La chanson française du temps de la Belle Époque,
c'est, naturellement, Frou-Frou,
Viens
Poupoule, Fascination, La
Mattchiche puis
Reviens
et
Ah ! C'qu'on s'aimait !, avec des relents d'Offenbach et
les orchestres du French Cancan ; les
Folies Bergère aussi et le Moulin-Rouge. - Parfois, sur les affiches
de
Toulouse-Lautrec, on aperçoit, au loin
Bruant
dans son cabaret et quoi d'autre encore ? - La musique des guinguettes de
Casque d'Or, naturellement, quelques apaches, Colette
et
Polaire, aussi,
Polaire à la taille de
guêpe, née Emilie Bouchaud en 1877, décédée en 1939. - On se demande aussi si
Maurice Chevalier ou
Mistinguett ne feraient pas partie du lot. -
Ils le font. - De même qu'Yvette
Guilbert et bien d'autres aussi sauf que toute cette génération de
chanteurs, de danseurs, de diseuses qui, dans notre esprit, continuent de
faire leurs prestations devant des fêtards à chapeau haute forme et des femmes
de petites vertus (ou des bourgeoises vêtues de noir ou en robes de soirée à
crinolines) n'est pas née spontanément le 6 mai 1889 (date de
l'ouverture de l'Exposition Internationale) pour s'éteindre en 1914 à la
veille de la Grande Guerre.
Dès le début des années quatre-vingt (1880), tout
déjà était en place : les cafés-concerts, les salles de spectacles, les
cabarets ; ne manquaient plus que les vedettes. Or, ce qui caractérise la
chanson de la Belle Époque, c'est le vedettariat : la montée de l'interprète
connu, celui dont, grâce à la photo et aux déplacements que permettait
enfin le train, grâce au phonographe et à la publicité (voir à Rodolphe Salis),
on pouvait connaître non seulement le visage et la voix mais aussi le style, le répertoire, l'habillement et parfois même jusqu'aux détails de leurs vies, bourgeoises ou scandaleuses.

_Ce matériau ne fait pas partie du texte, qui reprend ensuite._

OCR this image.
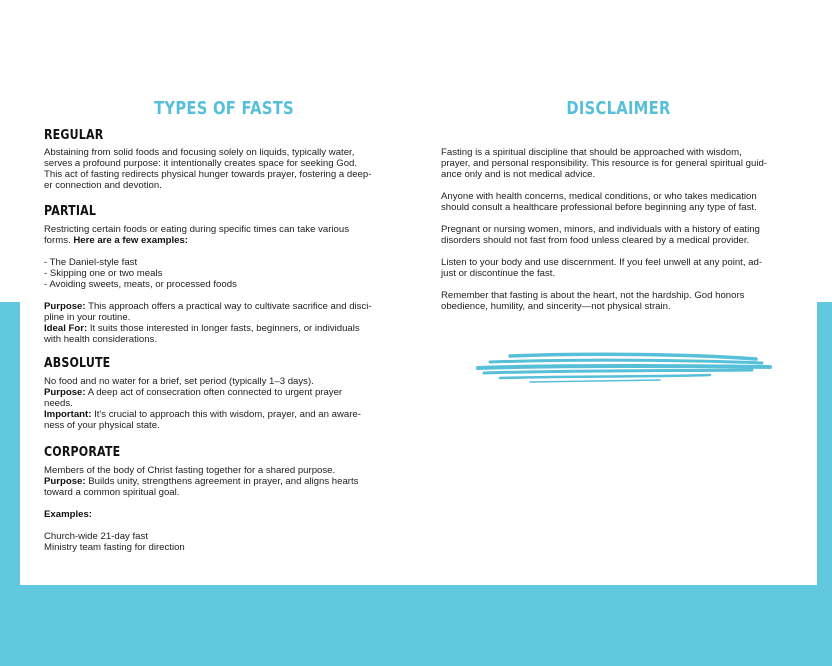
TYPES OF FASTS
REGULAR

Abstaining from solid foods and focusing solely on liquids, typically water,

serves a profound purpose: it intentionally creates space for seeking God.

This act of fasting redirects physical hunger towards prayer, fostering a deep-

er connection and devotion.

PARTIAL

Restricting certain foods or eating during specific times can take various

forms. Here are a few examples:

- The Daniel-style fast

- Skipping one or two meals

- Avoiding sweets, meats, or processed foods

Purpose: This approach offers a practical way to cultivate sacrifice and disci-

pline in your routine.

Ideal For: It suits those interested in longer fasts, beginners, or individuals

with health considerations.

ABSOLUTE

No food and no water for a brief, set period (typically 1–3 days).

Purpose: A deep act of consecration often connected to urgent prayer

needs.

Important: It's crucial to approach this with wisdom, prayer, and an aware-

ness of your physical state.

CORPORATE

Members of the body of Christ fasting together for a shared purpose.

Purpose: Builds unity, strengthens agreement in prayer, and aligns hearts

toward a common spiritual goal.

Examples:

Church-wide 21-day fast

Ministry team fasting for direction

DISCLAIMER

Fasting is a spiritual discipline that should be approached with wisdom,

prayer, and personal responsibility. This resource is for general spiritual guid-

ance only and is not medical advice.

Anyone with health concerns, medical conditions, or who takes medication

should consult a healthcare professional before beginning any type of fast.

Pregnant or nursing women, minors, and individuals with a history of eating

disorders should not fast from food unless cleared by a medical provider.

Listen to your body and use discernment. If you feel unwell at any point, ad-

just or discontinue the fast.

Remember that fasting is about the heart, not the hardship. God honors

obedience, humility, and sincerity—not physical strain.
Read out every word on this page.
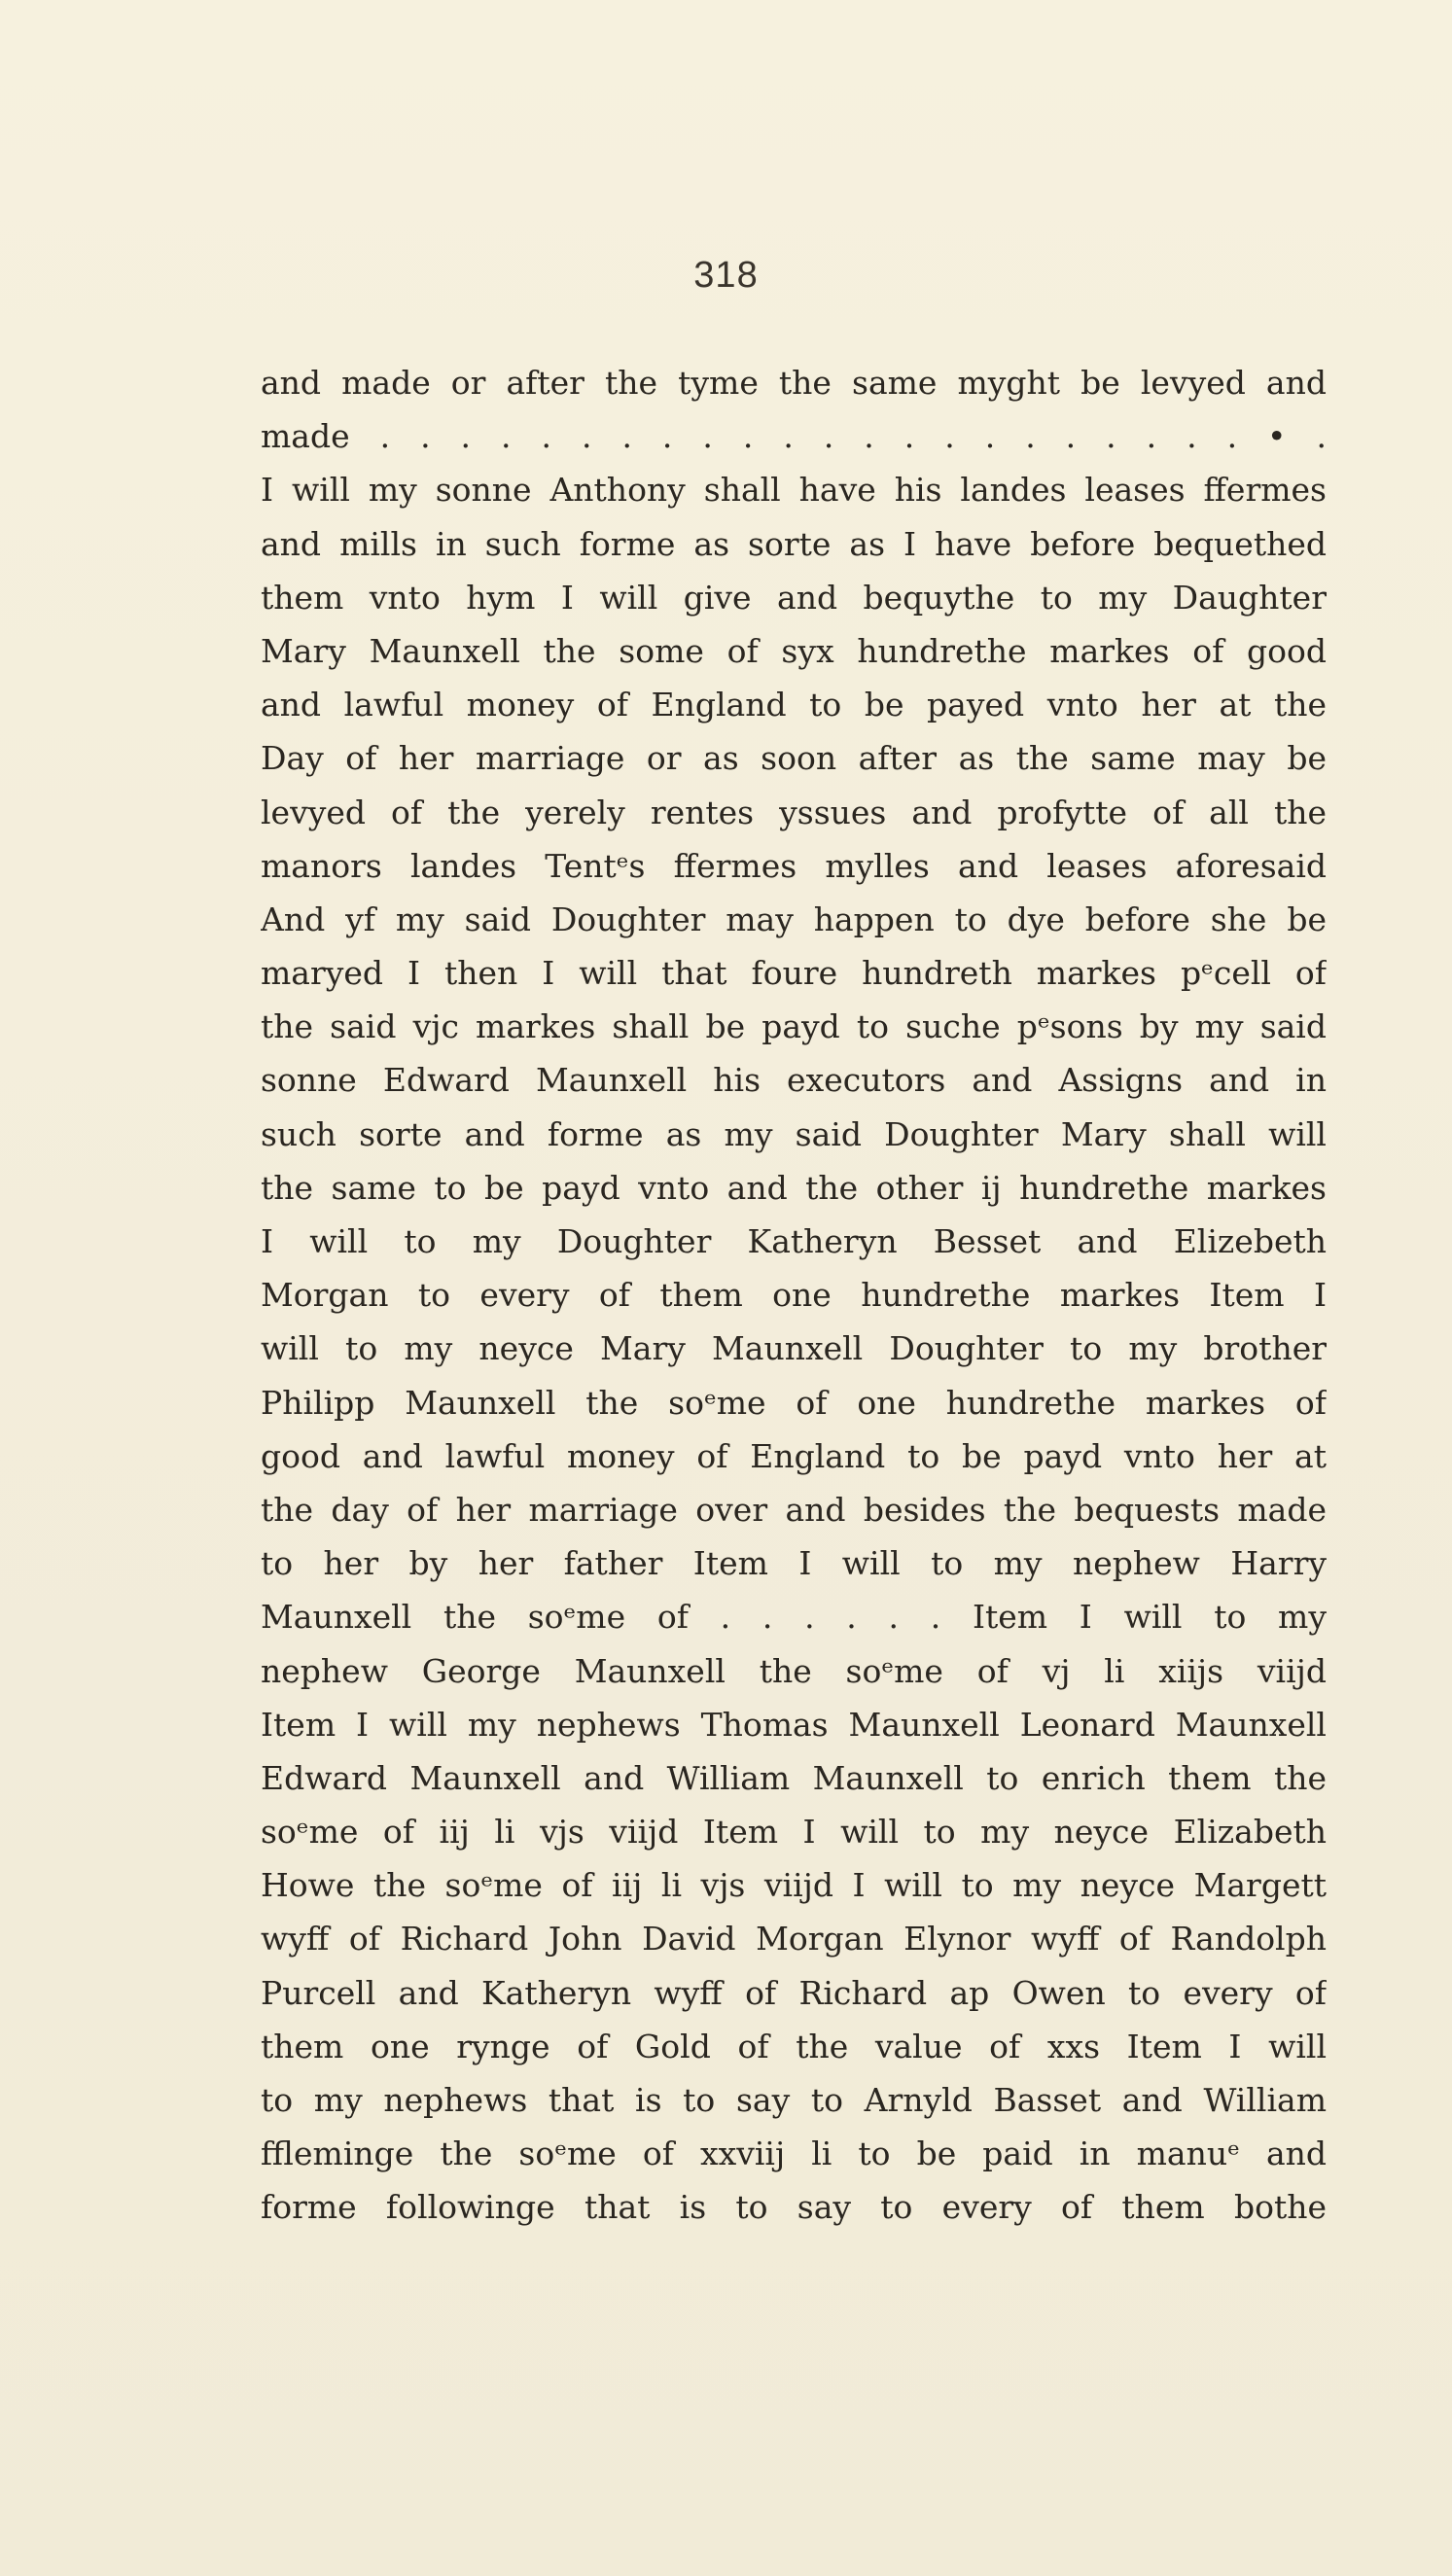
318
and made or after the tyme the same myght be levyed and
made . . . . . . . . . . . . . . . . . . . . . . • .
I will my sonne Anthony shall have his landes leases ffermes
and mills in such forme as sorte as I have before bequethed
them vnto hym I will give and bequythe to my Daughter
Mary Maunxell the some of syx hundrethe markes of good
and lawful money of England to be payed vnto her at the
Day of her marriage or as soon after as the same may be
levyed of the yerely rentes yssues and profytte of all the
manors landes Tentᵉs ffermes mylles and leases aforesaid
And yf my said Doughter may happen to dye before she be
maryed I then I will that foure hundreth markes pᵉcell of
the said vjc markes shall be payd to suche pᵉsons by my said
sonne Edward Maunxell his executors and Assigns and in
such sorte and forme as my said Doughter Mary shall will
the same to be payd vnto and the other ij hundrethe markes
I will to my Doughter Katheryn Besset and Elizebeth
Morgan to every of them one hundrethe markes Item I
will to my neyce Mary Maunxell Doughter to my brother
Philipp Maunxell the soᵉme of one hundrethe markes of
good and lawful money of England to be payd vnto her at
the day of her marriage over and besides the bequests made
to her by her father Item I will to my nephew Harry
Maunxell the soᵉme of . . . . . . Item I will to my
nephew George Maunxell the soᵉme of vj li xiijs viijd
Item I will my nephews Thomas Maunxell Leonard Maunxell
Edward Maunxell and William Maunxell to enrich them the
soᵉme of iij li vjs viijd Item I will to my neyce Elizabeth
Howe the soᵉme of iij li vjs viijd I will to my neyce Margett
wyff of Richard John David Morgan Elynor wyff of Randolph
Purcell and Katheryn wyff of Richard ap Owen to every of
them one rynge of Gold of the value of xxs Item I will
to my nephews that is to say to Arnyld Basset and William
ffleminge the soᵉme of xxviij li to be paid in manuᵉ and
forme followinge that is to say to every of them bothe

La chanson française avait, bien sûr, connu des
succès bien avant la Belle Époque : on n'a qu'à penser à Plaisir d'amour
(1760), à Ah ! Gardez-moi de me guérir (1800), au Temps
des cerises (1867) (voir la Chanson
française en 50 chansons) ; des vedettes aussi :
Garat, qu'admirait Marie-Antoinette et qui fut reçu à Malmaison,
sous le règne de Napoléon (et qu'il ne faut pas confondre avec Henri
Garat qui allait venir beaucoup plus tard) de
même que Béranger, le premier des chansonniers, cet ennemi de la
royauté et de l'arbitraire et dont l'emprisonnement pour ses chansons, en 1828
ne fit que contribuer à sa gloire. Mais rien de comparable à ce qui allait
venir après la Commune, lors de la réouverture des cafés-concerts.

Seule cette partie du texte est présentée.